Newsroom

September 28, 2016

NCUA recoveries rise to $4.3B with RBS

NCUA will receive $1.1 billion from Royal Bank of Scotland to settle claims related to the bank's sale of faulty mortgage-backed securities that contributed to the failure of two corporate credit unions, the agency announced Tuesday.

NCUA's recoveries in its MBS suits will offset the total costs to credit unions of the corporate stabilization program. The agency says it's looking at a potential rebate to credit unions after the program concludes in 2021.

"NAFCU and our members thank NCUA Board Chairman Rick Metsger and NCUA Board Member J. Mark McWatters for their continued leadership on this critical issue," said NAFCU President and CEO Dan Berger. "We appreciate NCUA's persistence in pursuing recoveries, which have now grown to $4.3 billion, on the sale of faulty securities that led to the downfall of five corporate credit unions.

"NAFCU will continue to urge the agency to pursue its diligent legal recovery efforts and to be fully transparent in how and when the funds recovered will be refunded to credit unions."

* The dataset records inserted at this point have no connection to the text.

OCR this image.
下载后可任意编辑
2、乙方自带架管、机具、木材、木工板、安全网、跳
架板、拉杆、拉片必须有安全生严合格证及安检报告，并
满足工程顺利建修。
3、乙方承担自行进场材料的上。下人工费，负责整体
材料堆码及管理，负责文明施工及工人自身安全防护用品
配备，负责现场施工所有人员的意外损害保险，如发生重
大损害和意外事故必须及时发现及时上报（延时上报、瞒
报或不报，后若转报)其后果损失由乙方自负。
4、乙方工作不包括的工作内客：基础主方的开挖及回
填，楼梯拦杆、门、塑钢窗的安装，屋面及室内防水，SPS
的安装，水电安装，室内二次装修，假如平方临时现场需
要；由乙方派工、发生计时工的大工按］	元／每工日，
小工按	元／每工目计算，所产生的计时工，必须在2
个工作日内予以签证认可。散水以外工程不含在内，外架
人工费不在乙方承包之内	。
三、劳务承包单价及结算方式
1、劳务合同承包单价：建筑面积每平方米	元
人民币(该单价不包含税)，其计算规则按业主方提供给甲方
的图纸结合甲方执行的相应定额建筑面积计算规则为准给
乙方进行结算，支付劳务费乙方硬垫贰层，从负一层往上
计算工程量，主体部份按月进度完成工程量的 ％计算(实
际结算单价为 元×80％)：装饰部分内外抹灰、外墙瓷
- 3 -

NAFCU continues to urge NCUA to pursue all avenues available to offset the costs for credit unions of corporate stabilization. To date, credit unions have paid $4.8 billion in stabilization assessments.

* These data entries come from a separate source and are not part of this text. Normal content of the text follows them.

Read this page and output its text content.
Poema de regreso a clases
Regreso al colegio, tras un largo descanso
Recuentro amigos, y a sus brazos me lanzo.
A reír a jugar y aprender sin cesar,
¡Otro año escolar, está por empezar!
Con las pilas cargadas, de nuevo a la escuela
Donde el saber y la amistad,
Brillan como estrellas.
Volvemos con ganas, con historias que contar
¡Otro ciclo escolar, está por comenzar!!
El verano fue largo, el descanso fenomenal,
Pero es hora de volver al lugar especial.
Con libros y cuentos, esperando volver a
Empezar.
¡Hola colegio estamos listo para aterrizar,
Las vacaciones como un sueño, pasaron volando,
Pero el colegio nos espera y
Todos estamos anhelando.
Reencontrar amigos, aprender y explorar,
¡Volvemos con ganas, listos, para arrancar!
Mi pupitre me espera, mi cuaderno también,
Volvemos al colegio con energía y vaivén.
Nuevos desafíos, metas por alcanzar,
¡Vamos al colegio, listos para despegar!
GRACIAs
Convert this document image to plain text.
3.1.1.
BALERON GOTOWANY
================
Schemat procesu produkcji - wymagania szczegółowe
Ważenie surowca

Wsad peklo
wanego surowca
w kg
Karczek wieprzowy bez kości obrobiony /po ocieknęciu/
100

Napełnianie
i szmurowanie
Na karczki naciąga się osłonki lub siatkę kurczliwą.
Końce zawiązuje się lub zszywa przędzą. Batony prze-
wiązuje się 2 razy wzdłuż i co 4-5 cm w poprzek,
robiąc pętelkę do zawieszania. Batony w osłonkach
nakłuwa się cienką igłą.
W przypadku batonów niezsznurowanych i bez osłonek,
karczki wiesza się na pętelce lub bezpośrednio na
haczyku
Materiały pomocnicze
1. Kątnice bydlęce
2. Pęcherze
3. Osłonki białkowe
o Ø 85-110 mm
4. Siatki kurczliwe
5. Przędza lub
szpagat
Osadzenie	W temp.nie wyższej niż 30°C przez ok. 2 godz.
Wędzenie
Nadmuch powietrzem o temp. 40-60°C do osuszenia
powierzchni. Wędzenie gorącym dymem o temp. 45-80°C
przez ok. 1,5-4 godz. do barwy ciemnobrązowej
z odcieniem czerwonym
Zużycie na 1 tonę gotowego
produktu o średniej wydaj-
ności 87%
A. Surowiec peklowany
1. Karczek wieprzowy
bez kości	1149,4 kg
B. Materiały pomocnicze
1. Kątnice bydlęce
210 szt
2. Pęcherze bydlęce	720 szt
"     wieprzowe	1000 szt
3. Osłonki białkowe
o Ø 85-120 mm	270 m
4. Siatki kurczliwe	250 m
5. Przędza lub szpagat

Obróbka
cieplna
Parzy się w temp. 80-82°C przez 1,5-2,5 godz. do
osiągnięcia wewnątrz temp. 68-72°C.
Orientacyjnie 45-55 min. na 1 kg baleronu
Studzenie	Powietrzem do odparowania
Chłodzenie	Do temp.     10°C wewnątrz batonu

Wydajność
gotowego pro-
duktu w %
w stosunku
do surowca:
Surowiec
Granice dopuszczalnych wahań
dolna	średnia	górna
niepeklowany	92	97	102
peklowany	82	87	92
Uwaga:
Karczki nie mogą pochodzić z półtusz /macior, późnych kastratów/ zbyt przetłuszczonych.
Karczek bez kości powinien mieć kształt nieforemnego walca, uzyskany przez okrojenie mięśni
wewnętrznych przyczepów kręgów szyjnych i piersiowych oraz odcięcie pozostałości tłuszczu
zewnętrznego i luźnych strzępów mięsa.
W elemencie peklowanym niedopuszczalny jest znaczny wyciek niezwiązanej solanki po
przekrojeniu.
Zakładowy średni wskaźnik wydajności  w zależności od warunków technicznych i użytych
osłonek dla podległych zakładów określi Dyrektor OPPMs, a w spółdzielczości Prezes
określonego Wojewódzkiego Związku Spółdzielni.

The settlement announced Tuesday covers claims related to securities sold to Western Corporate Federal Credit Union and U.S. Central Federal Credit Union. In 2015, NCUA accepted an offer of judgment from the bank for $129.6 million to resolve similar claims relating to securities sales to Members United and Southwest corporate credit unions.

NCUA still has litigation pending against other financial institutions, including Credit Suisse and UBS Securities, alleging they sold faulty mortgage-backed securities to corporate credit unions. NCUA also has pending litigation against various residential mortgage-backed securities trustees and LIBOR banks related to corporate credit union losses.